Looking forward I am committed to clearing my emotional baggage. I want to live my emotional truth. I will be open, honest and transparent in my dealings with other people, and with myself. I am committed to living true to the way I want to live and not live to meet the needs and wishes of other people.

I want to live in harmony with others and in community with some people, especially my wife. I will do this with emotional authenticity. I will be authentic about myself and let others live their life their way.

This may seem like a selfish way to live, it is not. Once I stop projecting my emotional issues on to others, life will be clearer. Once I stop seeing what others do as an attack on me, life will become easier, for me and those I am with. I will be able to live in my power and inspire people with how I live with myself.

Letting Go Of Anger—It Is Right But It Kicks You In The Gut

Let go of the necessity of being right. It can take courage to be silent but then you can look yourself in the eye and not flinch. As a man you have the power to step outside the immediate situation and see the truth.

Some years ago I ran a company along with a business partner. He had founded the company years before and he was proud of what he had achieved. I put money into the company and trusted what he told me. I did not look too deep because I was proud of what the company did and flattered to be asked to join as a director.

Blame

He went off to form a sister company abroad and I was left in charge. This was something I had always wanted, to run my own company, to be the boss. The company struggled and cash flow fell through the floor. We had obligations to the bank and to others, not least the staff. I came to realise we were insolvent.

It's a little too late, I'm a little too gone, a little too tired of this hangin' on, so I'm letting go while I'm still strong.\

Tobi Keith

I took action and, after taking advice, had a close look at the books. Once the dead wood had been cleared out, we were clearly insolvent, we could not continue without fresh funds. I put some money in, but no-one else did.

The ball started rolling and the bank took action. We disappeared, albeit slowly.

My partner pulled away and blamed me for what happened. He would not accept that the company had been trading insolvently, in practice, for years. I should not have taken action, I should have struggled on, I should have closed my eyes.

The exchanges became bitter and an old friendship disappeared. The founder had been a good friend, we had enjoyed meals and wine together – that disappeared.

Letting Go Of Anger

Some years later we had moved on, I had a new practice, and we were brought together in voluntary work for our profession. The bitterness and lies were still there.

I prefer the friendship to making points or being right. I prefer to be a man who takes care of his friends, no matter what they do in return.

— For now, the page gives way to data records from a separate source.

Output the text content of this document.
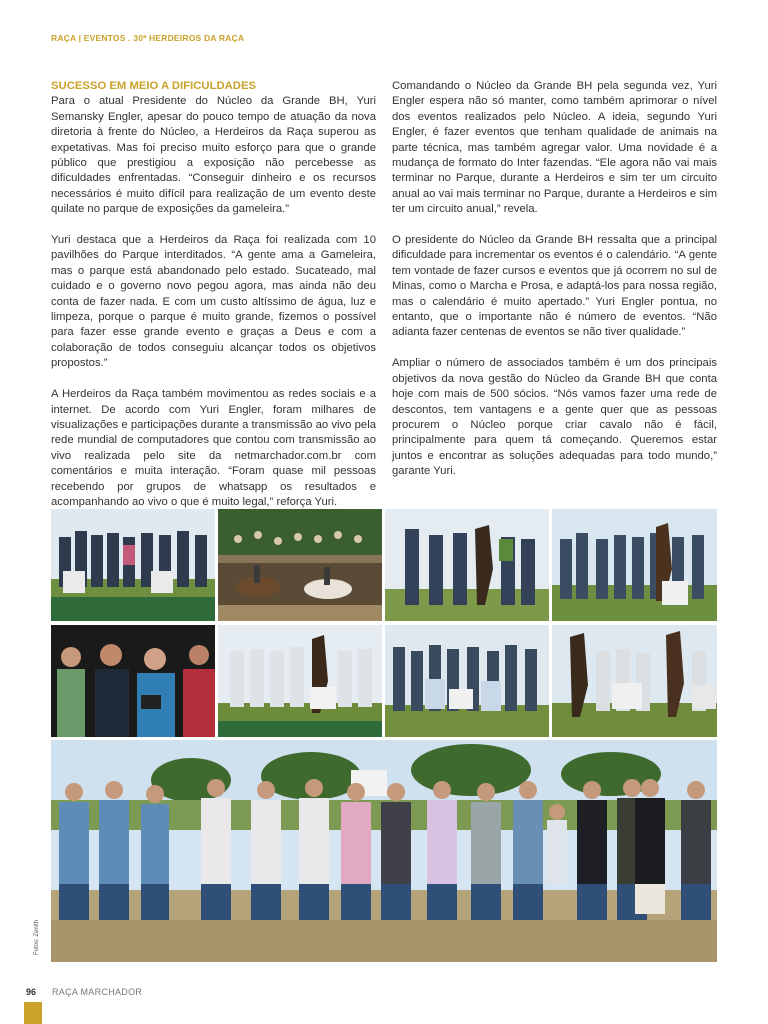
RAÇA | EVENTOS . 30ª HERDEIROS DA RAÇA

SUCESSO EM MEIO A DIFICULDADES
Para o atual Presidente do Núcleo da Grande BH, Yuri Semansky Engler, apesar do pouco tempo de atuação da nova diretoria à frente do Núcleo, a Herdeiros da Raça superou as expetativas. Mas foi preciso muito esforço para que o grande público que prestigiou a exposição não percebesse as dificuldades enfrentadas. “Conseguir dinheiro e os recursos necessários é muito difícil para realização de um evento deste quilate no parque de exposições da gameleira.”

Yuri destaca que a Herdeiros da Raça foi realizada com 10 pavilhões do Parque interditados. “A gente ama a Gameleira, mas o parque está abandonado pelo estado. Sucateado, mal cuidado e o governo novo pegou agora, mas ainda não deu conta de fazer nada. E com um custo altíssimo de água, luz e limpeza, porque o parque é muito grande, fizemos o possível para fazer esse grande evento e graças a Deus e com a colaboração de todos conseguiu alcançar todos os objetivos propostos.”

A Herdeiros da Raça também movimentou as redes sociais e a internet. De acordo com Yuri Engler, foram milhares de visualizações e participações durante a transmissão ao vivo pela rede mundial de computadores que contou com transmissão ao vivo realizada pelo site da netmarchador.com.br com comentários e muita interação. “Foram quase mil pessoas recebendo por grupos de whatsapp os resultados e acompanhando ao vivo o que é muito legal,” reforça Yuri.

Comandando o Núcleo da Grande BH pela segunda vez, Yuri Engler espera não só manter, como também aprimorar o nível dos eventos realizados pelo Núcleo. A ideia, segundo Yuri Engler, é fazer eventos que tenham qualidade de animais na parte técnica, mas também agregar valor. Uma novidade é a mudança de formato do Inter fazendas. “Ele agora não vai mais terminar no Parque, durante a Herdeiros e sim ter um circuito anual ao vai mais terminar no Parque, durante a Herdeiros e sim ter um circuito anual,” revela.

O presidente do Núcleo da Grande BH ressalta que a principal dificuldade para incrementar os eventos é o calendário. “A gente tem vontade de fazer cursos e eventos que já ocorrem no sul de Minas, como o Marcha e Prosa, e adaptá-los para nossa região, mas o calendário é muito apertado.” Yuri Engler pontua, no entanto, que o importante não é número de eventos. “Não adianta fazer centenas de eventos se não tiver qualidade.”

Ampliar o número de associados também é um dos principais objetivos da nova gestão do Núcleo da Grande BH que conta hoje com mais de 500 sócios. “Nós vamos fazer uma rede de descontos, tem vantagens e a gente quer que as pessoas procurem o Núcleo porque criar cavalo não é fácil, principalmente para quem tá começando. Queremos estar juntos e encontrar as soluções adequadas para todo mundo,” garante Yuri.

Fotos: Zenith
96 RAÇA MARCHADOR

I missed the friendship, I missed the times together. I took a deep breath and let my anger go. I decided that being right meant nothing, it was not about that.

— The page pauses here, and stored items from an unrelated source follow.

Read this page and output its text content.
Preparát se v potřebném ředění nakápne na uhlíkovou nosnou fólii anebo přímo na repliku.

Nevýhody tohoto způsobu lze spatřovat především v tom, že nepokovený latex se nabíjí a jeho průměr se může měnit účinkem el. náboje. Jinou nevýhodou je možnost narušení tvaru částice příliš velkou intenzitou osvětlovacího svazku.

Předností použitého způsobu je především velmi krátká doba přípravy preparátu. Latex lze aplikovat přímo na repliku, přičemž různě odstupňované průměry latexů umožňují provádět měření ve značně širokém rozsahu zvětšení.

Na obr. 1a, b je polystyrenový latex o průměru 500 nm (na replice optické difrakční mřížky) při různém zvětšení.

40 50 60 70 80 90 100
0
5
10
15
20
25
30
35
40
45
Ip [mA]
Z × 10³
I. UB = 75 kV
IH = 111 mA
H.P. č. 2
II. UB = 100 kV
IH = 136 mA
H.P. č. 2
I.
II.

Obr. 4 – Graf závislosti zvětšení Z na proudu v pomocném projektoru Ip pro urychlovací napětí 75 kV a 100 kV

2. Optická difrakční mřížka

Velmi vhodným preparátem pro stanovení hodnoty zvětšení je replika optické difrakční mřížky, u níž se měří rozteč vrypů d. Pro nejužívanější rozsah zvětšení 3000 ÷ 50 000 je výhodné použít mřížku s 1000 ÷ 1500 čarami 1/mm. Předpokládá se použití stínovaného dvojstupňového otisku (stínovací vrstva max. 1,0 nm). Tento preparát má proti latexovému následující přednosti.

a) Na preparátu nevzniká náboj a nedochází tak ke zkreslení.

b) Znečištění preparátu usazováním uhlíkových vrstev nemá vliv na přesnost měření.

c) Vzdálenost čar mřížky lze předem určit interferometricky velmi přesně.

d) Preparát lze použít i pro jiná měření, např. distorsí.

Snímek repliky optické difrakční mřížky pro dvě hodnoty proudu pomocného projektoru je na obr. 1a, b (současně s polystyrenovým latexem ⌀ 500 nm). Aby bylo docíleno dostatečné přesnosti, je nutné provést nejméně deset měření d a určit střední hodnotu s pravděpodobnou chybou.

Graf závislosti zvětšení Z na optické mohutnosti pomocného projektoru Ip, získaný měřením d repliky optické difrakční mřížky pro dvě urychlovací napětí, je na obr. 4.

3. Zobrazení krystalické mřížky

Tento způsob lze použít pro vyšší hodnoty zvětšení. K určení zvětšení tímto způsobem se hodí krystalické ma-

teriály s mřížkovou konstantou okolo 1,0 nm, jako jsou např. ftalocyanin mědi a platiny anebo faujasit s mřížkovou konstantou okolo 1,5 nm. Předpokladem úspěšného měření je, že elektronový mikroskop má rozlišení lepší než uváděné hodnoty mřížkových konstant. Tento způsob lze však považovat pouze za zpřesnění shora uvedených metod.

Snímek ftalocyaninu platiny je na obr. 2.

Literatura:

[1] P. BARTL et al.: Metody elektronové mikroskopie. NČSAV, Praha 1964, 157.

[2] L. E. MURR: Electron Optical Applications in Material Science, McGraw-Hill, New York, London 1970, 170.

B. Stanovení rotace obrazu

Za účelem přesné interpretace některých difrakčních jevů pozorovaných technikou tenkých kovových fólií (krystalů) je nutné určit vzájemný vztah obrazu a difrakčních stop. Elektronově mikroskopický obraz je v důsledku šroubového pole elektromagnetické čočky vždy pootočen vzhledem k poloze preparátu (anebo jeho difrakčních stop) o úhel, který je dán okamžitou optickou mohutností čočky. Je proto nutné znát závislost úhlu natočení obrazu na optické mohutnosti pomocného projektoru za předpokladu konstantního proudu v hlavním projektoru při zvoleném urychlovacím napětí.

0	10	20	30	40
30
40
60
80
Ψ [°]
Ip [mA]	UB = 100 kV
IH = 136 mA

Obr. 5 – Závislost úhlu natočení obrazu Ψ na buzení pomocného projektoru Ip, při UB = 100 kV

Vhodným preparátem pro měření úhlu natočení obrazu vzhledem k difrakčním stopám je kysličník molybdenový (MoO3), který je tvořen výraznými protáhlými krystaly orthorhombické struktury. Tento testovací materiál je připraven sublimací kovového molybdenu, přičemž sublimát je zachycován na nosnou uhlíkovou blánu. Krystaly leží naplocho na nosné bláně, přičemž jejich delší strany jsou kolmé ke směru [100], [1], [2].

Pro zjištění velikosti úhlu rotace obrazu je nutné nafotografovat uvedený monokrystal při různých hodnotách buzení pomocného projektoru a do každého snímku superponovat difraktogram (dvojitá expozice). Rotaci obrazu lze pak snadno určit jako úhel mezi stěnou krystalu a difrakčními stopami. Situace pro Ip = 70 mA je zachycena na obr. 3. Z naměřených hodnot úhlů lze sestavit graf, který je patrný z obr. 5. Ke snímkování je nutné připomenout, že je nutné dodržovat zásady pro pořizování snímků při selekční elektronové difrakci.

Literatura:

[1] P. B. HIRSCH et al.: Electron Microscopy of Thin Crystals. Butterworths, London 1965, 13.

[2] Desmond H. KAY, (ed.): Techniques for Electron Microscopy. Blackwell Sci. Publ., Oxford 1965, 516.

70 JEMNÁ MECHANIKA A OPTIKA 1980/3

I suggested we let the past go and leave it be. We would not discuss it again between ourselves or in public. Honour was served on both sides, friendship returned.

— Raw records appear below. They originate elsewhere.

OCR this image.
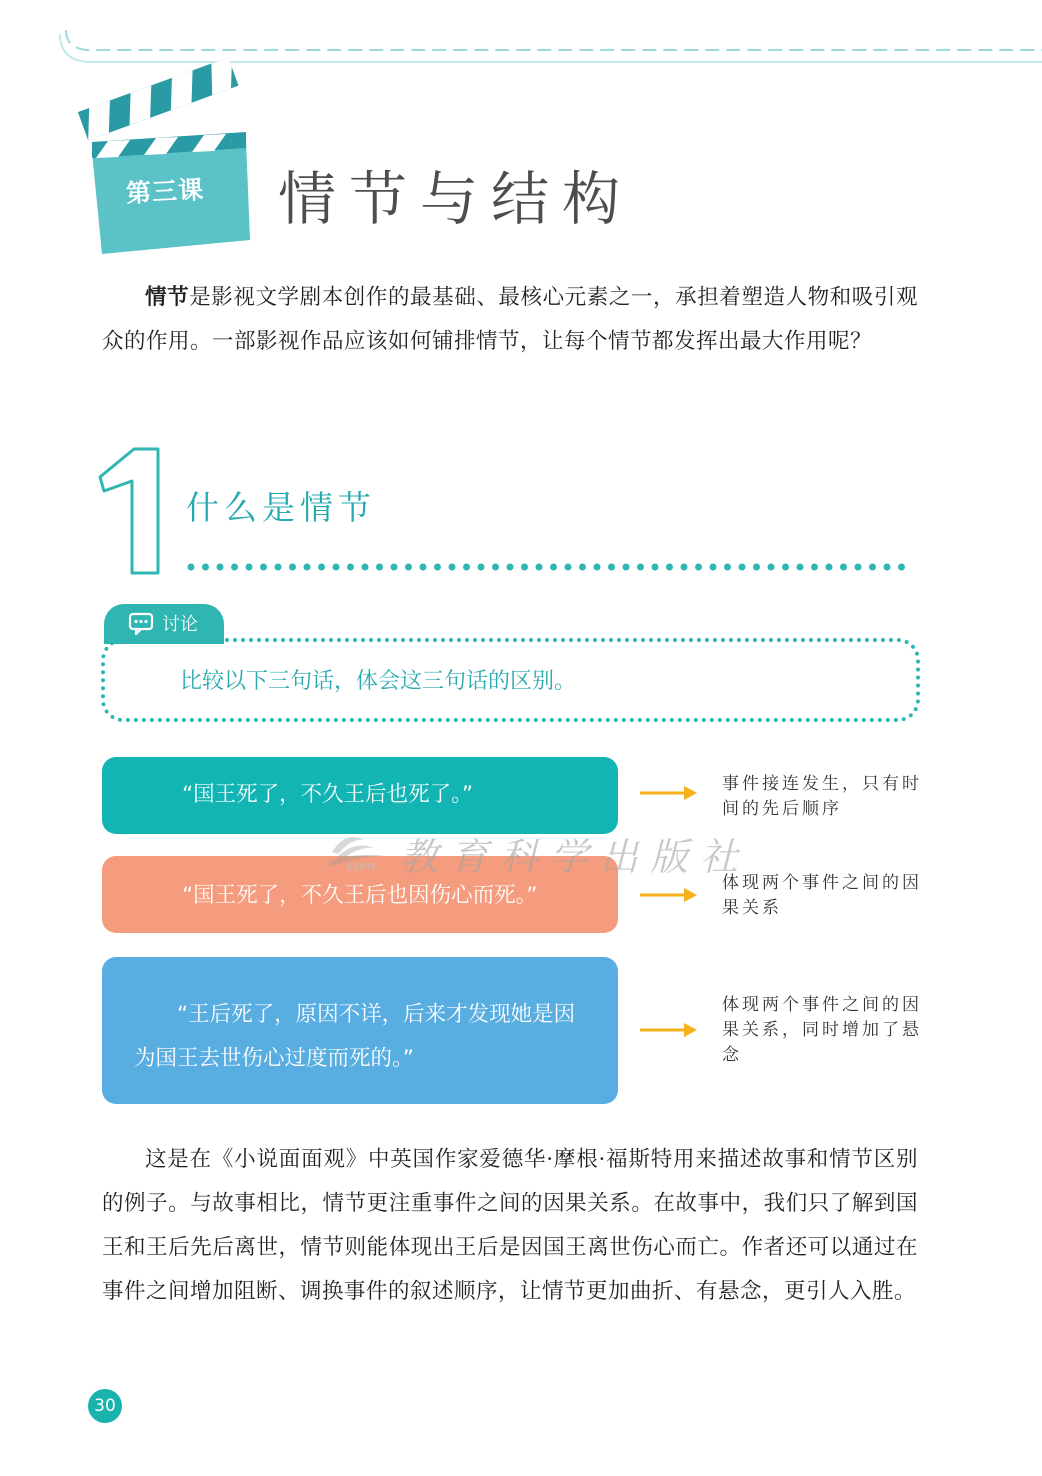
第三课	情节与结构

情节是影视文学剧本创作的最基础、最核心元素之一，承担着塑造人物和吸引观众的作用。一部影视作品应该如何铺排情节，让每个情节都发挥出最大作用呢？

1
什么是情节
讨论
比较以下三句话，体会这三句话的区别。
“国王死了，不久王后也死了。”
“国王死了，不久王后也因伤心而死。”
“王后死了，原因不详，后来才发现她是因为国王去世伤心过度而死的。”
事件接连发生，只有时间的先后顺序
体现两个事件之间的因果关系
体现两个事件之间的因果关系，同时增加了悬念
教育科学出版社
ESPH

这是在《小说面面观》中英国作家爱德华·摩根·福斯特用来描述故事和情节区别的例子。与故事相比，情节更注重事件之间的因果关系。在故事中，我们只了解到国王和王后先后离世，情节则能体现出王后是因国王离世伤心而亡。作者还可以通过在事件之间增加阻断、调换事件的叙述顺序，让情节更加曲折、有悬念，更引人入胜。

30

Now, many years later, he is telling me about how he has left the business he went away to set up. His partner, and now boss, will not accept that they are insolvent.

I smile to myself, thinking back, and wonder if he sees the irony – probably not.

Friendship

But I don't mind, I prefer the friendship to making points or being right. I prefer to be a man who takes care of his friends, no matter what they do in return.

It is too easy to hang on to what is right, forgetting that you only see one side of the issue.

As a man you have the power to step outside the immediate situation and see the truth. We are all connected, and nothing matters more than how you treat and think of others.